I need a couple pieces of paper cut out for a big mural and i was wondering if my roland was capable of doing something like this?
Do i need a different blade of some sort?

-Thanks


----------



## bungy (Aug 24, 2006)

I should be able to. Just do some tests as to force etc.
My only concern would be possible cutting strip damage.


----------



## bReed (Nov 21, 2009)

Just by guessing what would you set it at? And should i try thicker paper?


----------



## Twanabee (Sep 14, 2009)

I would use a backing sheet to protect my cutting strip.


----------



## Willempie (Jul 10, 2010)

Plotters are not suited for cutting through anything.
They are designed for cutting material on a backing.
If you put to much pressure on the knife, the head and protection strip will be damaged.
Why don't you make a large "mould" in removable vinyl and use that instead of paper?
How will you keep your pieces of cut-out paper together?


----------



## Joto Paper (Feb 12, 2007)

Yes you cannot cut paper through the cutter. It is not meant to cut paper. You could possibly cut paper if you put a backing sheet beneath the paper like another member has said.

If you cut paper without a backing sheet, you will damage your paper and the cutter. And the pieces will not be cut out as it will start jamming once it starts cutting through the paper. Material being cut all the way through with a cutter will likely lift at that point and cause a jam.


----------



## bungy (Aug 24, 2006)

I found this at one of my suppliers, in Aust.
Have a look locally and see if you find something similar.
SignTechnologies Australia - For all your Signmaking needs


----------



## Twanabee (Sep 14, 2009)

Steve: I think that that "paper cutting strip" is for cutting straight llines and not for contour cutting.


----------



## bungy (Aug 24, 2006)

Twanabee said:


> Steve: I think that that "paper cutting strip" is for cutting straight llines and not for contour cutting.


It could be, but it doesn't give a lot of info.
I will call them tomorrow and see what they say.
Then post back.


----------



## bungy (Aug 24, 2006)

I gave the supplier a call.
They told me, you cut it to length and stick it on top of the cutting strip.
It then acts as the carrier sheet for whatever you are cutting that doesn't have the carrier sheet, in this case paper or thin card.
It is supposed to protect the cutting strip from damage.

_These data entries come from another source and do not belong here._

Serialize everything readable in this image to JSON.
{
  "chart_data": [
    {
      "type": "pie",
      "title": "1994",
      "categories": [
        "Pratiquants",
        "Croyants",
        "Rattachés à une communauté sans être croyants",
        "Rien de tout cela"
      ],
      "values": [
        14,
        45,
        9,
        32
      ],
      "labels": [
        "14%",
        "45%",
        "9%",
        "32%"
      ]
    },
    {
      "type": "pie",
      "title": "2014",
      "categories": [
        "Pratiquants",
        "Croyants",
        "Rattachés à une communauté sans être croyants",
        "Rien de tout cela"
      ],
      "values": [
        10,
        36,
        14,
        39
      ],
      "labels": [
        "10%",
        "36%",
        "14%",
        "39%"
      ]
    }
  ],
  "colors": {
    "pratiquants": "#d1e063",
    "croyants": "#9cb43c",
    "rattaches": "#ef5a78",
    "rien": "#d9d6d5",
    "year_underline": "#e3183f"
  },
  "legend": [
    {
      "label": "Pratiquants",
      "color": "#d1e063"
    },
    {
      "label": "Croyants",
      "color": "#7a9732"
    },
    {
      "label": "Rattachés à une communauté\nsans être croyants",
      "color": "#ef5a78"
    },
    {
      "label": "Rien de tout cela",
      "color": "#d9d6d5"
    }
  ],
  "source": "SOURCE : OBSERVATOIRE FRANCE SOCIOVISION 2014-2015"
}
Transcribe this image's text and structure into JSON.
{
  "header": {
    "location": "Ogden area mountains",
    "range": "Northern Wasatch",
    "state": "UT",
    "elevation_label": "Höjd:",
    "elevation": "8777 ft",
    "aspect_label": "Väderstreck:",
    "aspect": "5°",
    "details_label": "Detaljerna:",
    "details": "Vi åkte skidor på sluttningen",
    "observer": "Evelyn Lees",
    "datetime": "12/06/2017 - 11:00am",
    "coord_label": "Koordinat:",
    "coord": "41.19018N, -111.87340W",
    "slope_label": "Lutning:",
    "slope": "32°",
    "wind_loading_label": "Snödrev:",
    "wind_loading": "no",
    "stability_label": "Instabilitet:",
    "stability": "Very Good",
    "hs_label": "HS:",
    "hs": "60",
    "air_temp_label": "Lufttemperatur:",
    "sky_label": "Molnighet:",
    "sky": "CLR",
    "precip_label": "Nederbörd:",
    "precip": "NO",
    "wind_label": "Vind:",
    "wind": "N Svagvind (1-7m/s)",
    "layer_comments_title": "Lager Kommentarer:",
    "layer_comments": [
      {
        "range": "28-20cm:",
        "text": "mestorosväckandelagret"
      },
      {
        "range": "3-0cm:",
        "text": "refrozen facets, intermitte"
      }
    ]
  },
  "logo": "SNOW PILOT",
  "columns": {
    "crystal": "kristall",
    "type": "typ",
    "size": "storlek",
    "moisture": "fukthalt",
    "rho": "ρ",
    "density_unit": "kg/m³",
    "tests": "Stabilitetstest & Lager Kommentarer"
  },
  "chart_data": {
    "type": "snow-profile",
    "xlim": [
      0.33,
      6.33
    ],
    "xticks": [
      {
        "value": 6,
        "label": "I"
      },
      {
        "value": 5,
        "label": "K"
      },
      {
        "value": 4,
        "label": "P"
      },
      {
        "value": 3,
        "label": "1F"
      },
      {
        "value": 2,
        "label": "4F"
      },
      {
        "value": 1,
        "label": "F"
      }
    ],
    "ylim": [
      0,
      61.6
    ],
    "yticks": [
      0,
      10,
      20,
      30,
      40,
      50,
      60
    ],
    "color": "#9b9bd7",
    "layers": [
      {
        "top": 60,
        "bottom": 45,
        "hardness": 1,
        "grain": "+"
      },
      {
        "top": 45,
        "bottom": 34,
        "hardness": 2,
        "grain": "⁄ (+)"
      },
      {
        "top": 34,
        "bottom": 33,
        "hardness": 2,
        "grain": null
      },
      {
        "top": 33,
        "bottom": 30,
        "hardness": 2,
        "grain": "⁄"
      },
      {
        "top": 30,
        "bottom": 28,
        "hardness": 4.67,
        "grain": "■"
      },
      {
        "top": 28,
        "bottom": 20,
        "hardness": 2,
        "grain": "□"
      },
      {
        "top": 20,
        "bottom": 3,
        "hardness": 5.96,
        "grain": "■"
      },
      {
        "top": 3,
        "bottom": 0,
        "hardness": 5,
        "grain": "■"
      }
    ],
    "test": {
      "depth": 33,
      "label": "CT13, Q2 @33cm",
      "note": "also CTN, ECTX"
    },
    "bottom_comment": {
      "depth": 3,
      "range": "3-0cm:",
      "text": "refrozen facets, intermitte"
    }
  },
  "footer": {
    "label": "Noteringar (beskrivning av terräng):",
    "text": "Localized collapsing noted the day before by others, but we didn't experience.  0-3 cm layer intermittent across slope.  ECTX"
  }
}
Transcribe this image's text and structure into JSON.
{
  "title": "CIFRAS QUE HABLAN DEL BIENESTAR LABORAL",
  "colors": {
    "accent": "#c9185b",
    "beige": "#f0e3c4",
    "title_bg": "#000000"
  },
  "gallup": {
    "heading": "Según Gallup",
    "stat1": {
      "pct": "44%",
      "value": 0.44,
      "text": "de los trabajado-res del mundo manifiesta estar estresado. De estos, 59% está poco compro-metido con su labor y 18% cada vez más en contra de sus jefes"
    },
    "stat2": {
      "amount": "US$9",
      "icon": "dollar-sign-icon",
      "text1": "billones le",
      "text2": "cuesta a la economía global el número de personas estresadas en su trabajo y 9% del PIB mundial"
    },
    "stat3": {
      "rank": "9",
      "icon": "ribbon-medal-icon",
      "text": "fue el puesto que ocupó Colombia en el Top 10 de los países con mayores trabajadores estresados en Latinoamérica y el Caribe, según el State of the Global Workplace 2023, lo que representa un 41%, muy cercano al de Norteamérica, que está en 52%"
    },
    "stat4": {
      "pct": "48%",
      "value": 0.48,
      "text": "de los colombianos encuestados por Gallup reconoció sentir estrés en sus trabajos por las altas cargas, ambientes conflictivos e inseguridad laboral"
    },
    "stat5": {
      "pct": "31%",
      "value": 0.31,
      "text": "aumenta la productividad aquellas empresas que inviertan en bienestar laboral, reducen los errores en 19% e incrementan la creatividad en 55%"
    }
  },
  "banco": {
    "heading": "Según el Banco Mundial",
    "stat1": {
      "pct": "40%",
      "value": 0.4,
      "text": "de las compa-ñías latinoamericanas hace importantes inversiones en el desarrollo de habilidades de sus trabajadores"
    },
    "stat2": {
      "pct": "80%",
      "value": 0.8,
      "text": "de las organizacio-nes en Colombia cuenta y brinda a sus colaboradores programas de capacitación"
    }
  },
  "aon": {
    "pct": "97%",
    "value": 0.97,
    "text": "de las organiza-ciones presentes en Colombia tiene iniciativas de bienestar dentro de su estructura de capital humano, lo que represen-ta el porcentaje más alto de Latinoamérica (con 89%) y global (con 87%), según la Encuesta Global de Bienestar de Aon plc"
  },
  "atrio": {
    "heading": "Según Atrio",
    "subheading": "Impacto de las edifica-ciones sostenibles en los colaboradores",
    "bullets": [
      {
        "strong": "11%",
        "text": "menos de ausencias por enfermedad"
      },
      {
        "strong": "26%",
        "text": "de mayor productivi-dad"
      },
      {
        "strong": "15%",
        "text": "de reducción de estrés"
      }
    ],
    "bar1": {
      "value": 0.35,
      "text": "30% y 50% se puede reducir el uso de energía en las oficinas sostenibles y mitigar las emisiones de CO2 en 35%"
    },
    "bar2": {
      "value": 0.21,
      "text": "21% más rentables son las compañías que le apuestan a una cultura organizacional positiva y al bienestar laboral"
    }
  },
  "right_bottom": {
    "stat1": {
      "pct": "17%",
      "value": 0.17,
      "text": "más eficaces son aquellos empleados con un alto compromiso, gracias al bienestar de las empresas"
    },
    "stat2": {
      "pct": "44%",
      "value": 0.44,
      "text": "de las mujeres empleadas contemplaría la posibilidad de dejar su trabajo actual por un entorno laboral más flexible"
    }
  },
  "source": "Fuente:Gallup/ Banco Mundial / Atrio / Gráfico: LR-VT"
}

It is sold by length, by the metre here, and you only need to put it down in the area you will be cutting.

So, if you are going to be cutting A4 sheets of paper, you only need to put down a piece long enough to cover the length of the side of the paper sheet.
When it wears out, replace it with a new piece.
When you go back to cutting vinyl, remove it all together.

I have ordered a metre, out of curiosity, to see how it goes.


----------